Aos pais a prioridade deverão ser os filhos e não os amigos, o trabalho, a carreira, porque a esses retomamos mesmo depois de umas férias e aos filhos não devemos dar férias, ou no nosso regresso já encontramos preenchido o vazio que deixamos, ou um vazio que não voltamos a preencher.
Ser pai é uma tarefa para a vida.

sexta-feira, 26 de fevereiro de 2010

O filho do meu colega


Na mesa do almoço as conversas entre os 4 habituais começam, terminam, ou não, pouco interessa, os assuntos também, tanto faz. Todos falamos e todos ouvimos, o interesse é mútuo. Aprendemos a ter respeito e a merecê-lo.

As questões laborais são discutidas com pormenores de cabeleireiro. As questões pessoais são obrigatórias, antes que um regresso a casa traga novos desenvolvimentos. E as novelas caseiras vão sendo desvendadas com a mesma fórmula de sempre, os colegas com filhos pequenos são os mais escutados.

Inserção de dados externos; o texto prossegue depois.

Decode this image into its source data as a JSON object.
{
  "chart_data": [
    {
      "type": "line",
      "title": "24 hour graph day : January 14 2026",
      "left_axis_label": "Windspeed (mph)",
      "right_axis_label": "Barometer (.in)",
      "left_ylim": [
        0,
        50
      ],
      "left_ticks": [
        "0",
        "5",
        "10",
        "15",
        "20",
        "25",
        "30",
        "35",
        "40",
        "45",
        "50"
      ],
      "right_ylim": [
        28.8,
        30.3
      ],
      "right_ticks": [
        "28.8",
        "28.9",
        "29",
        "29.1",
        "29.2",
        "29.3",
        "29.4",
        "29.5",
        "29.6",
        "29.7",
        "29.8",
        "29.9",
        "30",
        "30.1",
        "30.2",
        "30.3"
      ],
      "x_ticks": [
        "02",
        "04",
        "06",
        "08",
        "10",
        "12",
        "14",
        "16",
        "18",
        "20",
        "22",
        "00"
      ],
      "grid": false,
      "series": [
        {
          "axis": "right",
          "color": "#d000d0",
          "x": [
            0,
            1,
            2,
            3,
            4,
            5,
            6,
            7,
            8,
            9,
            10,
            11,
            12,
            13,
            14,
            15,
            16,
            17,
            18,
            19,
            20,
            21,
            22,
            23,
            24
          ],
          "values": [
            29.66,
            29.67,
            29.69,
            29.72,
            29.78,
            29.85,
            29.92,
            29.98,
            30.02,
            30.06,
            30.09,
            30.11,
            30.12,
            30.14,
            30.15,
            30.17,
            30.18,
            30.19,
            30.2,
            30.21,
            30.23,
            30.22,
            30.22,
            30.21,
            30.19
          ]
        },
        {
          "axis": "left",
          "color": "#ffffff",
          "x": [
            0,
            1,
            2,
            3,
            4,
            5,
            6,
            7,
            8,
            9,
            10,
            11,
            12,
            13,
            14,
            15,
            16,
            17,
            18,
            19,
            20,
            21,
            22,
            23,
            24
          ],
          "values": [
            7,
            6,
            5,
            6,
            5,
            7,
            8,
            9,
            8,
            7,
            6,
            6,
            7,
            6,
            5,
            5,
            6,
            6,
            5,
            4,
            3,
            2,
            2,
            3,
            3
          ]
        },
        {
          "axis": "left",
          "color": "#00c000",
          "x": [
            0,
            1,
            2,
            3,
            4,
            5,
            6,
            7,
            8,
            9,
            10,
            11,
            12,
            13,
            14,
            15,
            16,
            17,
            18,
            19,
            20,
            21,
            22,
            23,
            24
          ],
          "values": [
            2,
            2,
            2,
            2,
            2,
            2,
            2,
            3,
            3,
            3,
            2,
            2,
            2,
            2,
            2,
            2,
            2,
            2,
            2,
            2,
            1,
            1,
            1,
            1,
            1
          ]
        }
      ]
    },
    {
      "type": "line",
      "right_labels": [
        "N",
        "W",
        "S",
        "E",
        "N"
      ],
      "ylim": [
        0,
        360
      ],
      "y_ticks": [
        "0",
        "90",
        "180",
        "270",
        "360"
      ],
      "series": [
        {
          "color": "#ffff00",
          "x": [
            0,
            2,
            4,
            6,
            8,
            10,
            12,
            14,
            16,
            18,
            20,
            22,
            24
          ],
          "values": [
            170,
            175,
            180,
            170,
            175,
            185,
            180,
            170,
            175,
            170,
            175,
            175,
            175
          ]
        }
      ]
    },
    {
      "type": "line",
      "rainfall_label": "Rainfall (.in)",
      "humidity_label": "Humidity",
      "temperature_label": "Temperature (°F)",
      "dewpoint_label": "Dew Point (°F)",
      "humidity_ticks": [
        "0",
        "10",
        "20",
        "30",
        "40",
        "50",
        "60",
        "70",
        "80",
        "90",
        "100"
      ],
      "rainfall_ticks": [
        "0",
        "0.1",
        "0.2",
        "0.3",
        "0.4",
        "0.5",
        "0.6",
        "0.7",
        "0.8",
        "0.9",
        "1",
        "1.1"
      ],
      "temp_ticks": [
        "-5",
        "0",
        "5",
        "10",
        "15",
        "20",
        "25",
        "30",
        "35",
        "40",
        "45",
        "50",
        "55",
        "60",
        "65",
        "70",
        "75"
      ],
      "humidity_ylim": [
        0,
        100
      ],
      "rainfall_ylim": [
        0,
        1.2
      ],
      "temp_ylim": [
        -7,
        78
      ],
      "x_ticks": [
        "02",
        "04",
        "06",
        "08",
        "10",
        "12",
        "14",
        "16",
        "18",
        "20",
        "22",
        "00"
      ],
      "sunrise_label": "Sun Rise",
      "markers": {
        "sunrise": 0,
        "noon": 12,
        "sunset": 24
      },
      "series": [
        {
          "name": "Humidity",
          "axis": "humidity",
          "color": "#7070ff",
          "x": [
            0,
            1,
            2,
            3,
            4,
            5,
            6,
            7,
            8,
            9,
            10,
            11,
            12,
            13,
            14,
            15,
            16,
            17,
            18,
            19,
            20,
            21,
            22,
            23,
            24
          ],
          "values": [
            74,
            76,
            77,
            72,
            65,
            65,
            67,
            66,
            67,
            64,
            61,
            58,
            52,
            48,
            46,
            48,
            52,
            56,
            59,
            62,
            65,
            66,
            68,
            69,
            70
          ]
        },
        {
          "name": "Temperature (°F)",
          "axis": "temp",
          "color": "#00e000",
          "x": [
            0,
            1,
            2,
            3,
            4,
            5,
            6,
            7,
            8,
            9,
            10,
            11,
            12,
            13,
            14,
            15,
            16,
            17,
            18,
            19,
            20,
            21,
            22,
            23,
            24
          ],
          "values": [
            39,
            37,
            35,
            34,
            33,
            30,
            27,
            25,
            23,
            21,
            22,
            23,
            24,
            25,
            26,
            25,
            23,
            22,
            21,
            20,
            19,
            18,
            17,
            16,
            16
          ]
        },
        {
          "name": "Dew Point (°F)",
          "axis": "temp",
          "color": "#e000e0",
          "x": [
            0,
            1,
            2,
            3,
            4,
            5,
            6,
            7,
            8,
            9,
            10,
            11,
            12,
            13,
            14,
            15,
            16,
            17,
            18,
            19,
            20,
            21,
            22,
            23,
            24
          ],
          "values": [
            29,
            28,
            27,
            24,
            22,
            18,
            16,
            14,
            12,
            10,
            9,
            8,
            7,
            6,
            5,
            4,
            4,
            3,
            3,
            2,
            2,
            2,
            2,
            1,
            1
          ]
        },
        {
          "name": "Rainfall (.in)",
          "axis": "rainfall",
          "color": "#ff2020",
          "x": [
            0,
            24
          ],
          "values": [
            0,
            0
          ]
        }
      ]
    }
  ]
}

Dizia um dos pais que o seu filho, confrontado com uma asneira que tinha feito e pressionado, no sofá, com a cara de poucos amigos do pai, tinha dito em jeito de assunto arrumado. O boneco encarnado disse para eu fazer derrubar o João e o boneco verde não me impediu. De quem é a culpa pai? Fomos esclarecidos que estes bonecos, criados pela mente do filho, são os responsáveis pelas acções mais ou menos atrevidas da criança. Calculo que a reacção do pai tenha sido igual á nossa. Não se pode castigar alguém pela culpa de três.

Virão estas crianças, estes fedelhos que ainda não pronunciam bem a língua materna, arranjar argumentos dignos de mentes diabólicas, como são a de experientes advogados ou de sagazes políticos. Estarão as suas cabecinhas programadas com chips de 4ª geração? Creio que sim, só os nossos neurónios, esses vão se apagando, á falta de oxigénio, ao excesso de álcool, e feitos de uma massa mais cinzenta que eficaz.

Mas na nossa cabeça esses conflitos também existem, e parece que cada vez mais os bonequinhos verdes ficam a perder, a força dos vermelhos impõe-se.